Nevertheless, Jesus tells three stories that illustrate God's joy at recovering a formerly lost soul, to show that those who say they love God should also rejoice in the return of a sinner to the fold, and should extend themselves to make such a return happen. Maybe even invite a tax collector to dinner.

And this climactic story follows the same pattern: the younger son commits a heinous offense in asking for his inheritance while his father still lives — the equivalent of wishing his father dead — then sells the property and leaves his homeland to squander the proceeds in dissolute living. Fallen on hard times — so low, in fact, that he is working for a Gentile and feeding pigs, which were regarded by Jews of the time more or less as we would regard rats — he "comes to his senses" and decides to go home, confess his sin to his father and ask to be taken back only as a hired hand.

However, when his father sees him coming, he doesn't wait for his errant son to arrive. Casting aside his patriarchal dignity, he runs out to greet him, clasping him in a bearhug before the apology is half out of the young man's mouth, and ordering the servants to dress him as an honored guest and prepare a feast in his honor. If that reception wouldn't convince anyone to repent and return to God, I can't imagine what would.

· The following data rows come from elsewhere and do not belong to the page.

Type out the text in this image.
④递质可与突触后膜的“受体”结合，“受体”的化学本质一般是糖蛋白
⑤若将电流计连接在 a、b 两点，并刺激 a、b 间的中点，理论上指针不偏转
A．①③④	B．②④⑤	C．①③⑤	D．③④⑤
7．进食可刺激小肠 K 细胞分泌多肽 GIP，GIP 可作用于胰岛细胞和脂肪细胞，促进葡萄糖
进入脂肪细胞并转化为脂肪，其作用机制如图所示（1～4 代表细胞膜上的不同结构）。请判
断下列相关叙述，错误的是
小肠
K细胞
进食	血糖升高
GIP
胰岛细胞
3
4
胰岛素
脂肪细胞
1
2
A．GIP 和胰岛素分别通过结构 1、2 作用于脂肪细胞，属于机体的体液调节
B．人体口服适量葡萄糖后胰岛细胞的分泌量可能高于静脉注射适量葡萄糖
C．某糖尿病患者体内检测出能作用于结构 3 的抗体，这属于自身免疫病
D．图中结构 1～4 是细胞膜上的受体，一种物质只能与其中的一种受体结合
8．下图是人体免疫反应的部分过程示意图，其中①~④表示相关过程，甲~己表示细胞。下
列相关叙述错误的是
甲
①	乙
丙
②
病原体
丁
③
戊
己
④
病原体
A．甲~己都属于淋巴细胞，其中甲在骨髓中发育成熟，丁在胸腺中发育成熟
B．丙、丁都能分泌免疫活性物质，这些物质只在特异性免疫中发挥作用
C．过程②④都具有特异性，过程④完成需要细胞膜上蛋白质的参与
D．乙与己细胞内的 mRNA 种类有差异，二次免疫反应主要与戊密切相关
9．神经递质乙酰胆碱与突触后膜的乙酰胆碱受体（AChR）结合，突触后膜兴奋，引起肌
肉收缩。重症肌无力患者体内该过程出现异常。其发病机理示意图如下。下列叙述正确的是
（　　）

But this is where the parable diverges from the previous two. There's another drama to be played out: that of the elder son. And I imagine that Jesus knows there's more than a little of the elder son in most of us: the part that feels underappreciated, resentful, self-righteous. That thinks we never get what we deserve, while others get more than they should. That walks around with a giant chip on its shoulder. That part of us is so hungry for approval, which we confuse with love. We want a pat on the back, a gold star to stick on our forehead, in the terms of Luke's story, a kid to celebrate with our friends.

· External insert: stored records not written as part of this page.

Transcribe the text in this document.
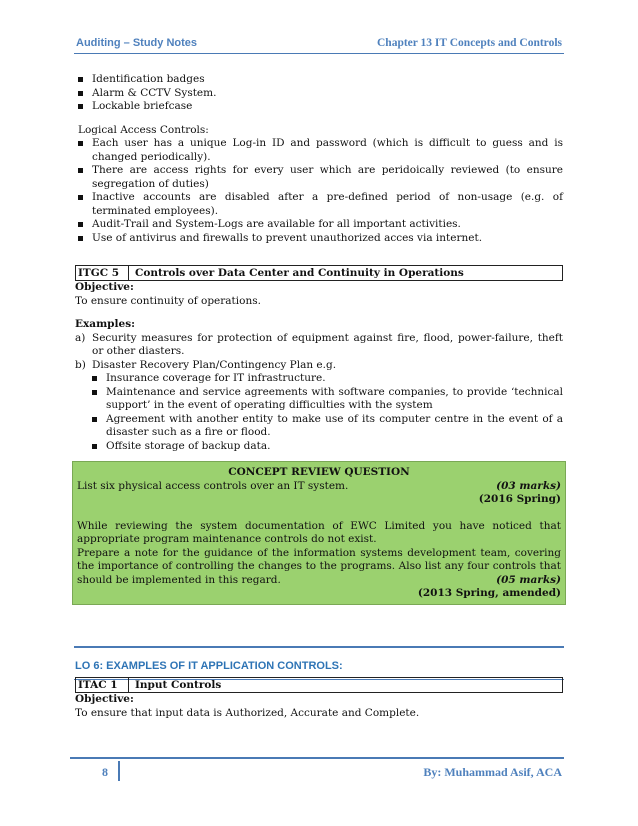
Auditing – Study Notes	Chapter 13 IT Concepts and Controls
Identification badges
Alarm & CCTV System.
Lockable briefcase
Logical Access Controls:
Each user has a unique Log-in ID and password (which is difficult to guess and is changed periodically).
There are access rights for every user which are peridoically reviewed (to ensure segregation of duties)
Inactive accounts are disabled after a pre-defined period of non-usage (e.g. of terminated employees).
Audit-Trail and System-Logs are available for all important activities.
Use of antivirus and firewalls to prevent unauthorized acces via internet.
ITGC 5	Controls over Data Center and Continuity in Operations
Objective:
To ensure continuity of operations.
Examples:
a) Security measures for protection of equipment against fire, flood, power-failure, theft or other diasters.
b) Disaster Recovery Plan/Contingency Plan e.g.
Insurance coverage for IT infrastructure.
Maintenance and service agreements with software companies, to provide ‘technical support’ in the event of operating difficulties with the system
Agreement with another entity to make use of its computer centre in the event of a disaster such as a fire or flood.
Offsite storage of backup data.
CONCEPT REVIEW QUESTION
List six physical access controls over an IT system.	(03 marks)
(2016 Spring)
While reviewing the system documentation of EWC Limited you have noticed that appropriate program maintenance controls do not exist.
Prepare a note for the guidance of the information systems development team, covering the importance of controlling the changes to the programs. Also list any four controls that should be implemented in this regard.	(05 marks)
(2013 Spring, amended)
LO 6: EXAMPLES OF IT APPLICATION CONTROLS:
ITAC 1	Input Controls
Objective:
To ensure that input data is Authorized, Accurate and Complete.
8	By: Muhammad Asif, ACA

The story draws our attention back to the father. Just as he did with his younger son, the father goes out to the elder son as well, and again casts his dignity aside to plead with him to come into the house and join the party. He responds to his son's resentment and anger with generosity and love: "You are with me always," he says, "and all that I have is yours." Or put less kindly: "Wake up, silly. You're already in heaven, if you'd just open your heart. All the love you crave is here, but you have to be ready to receive it." And of course part of being ready to receive is being ready to rejoice at others' receiving, too.

The final act of the drama is left for us to write: Will we go into the house or not? Will we share God's joy with the infinite diversity of people and other creatures at God's party? Or will we stay outside in the dark and be "right"? The thing is, God doesn't treat us as we deserve — and that is good news. When we surrender to God's grace and love, when we pray, even half-heartedly, to be able to do such a thing, God goes about 90 percent of the way to meet us. God wants everyone in the house, celebrating, and will never stop trying to get us to come inside.

How can we enter into the divine joy? The answer is partly individual, but a good general answer is to do something for someone else. Read to a child, or teach an adult to read. Bake cookies for a senior center. Work a shift at the AIO food pantry. Cook, serve or even just eat with the guests at a soup kitchen. Visit someone in the hospital. Ask a Democrat — or a Republican — to lunch. Resentment flourishes in isolation; its antidotes are gratitude and connection.

May we all come to God's love feast.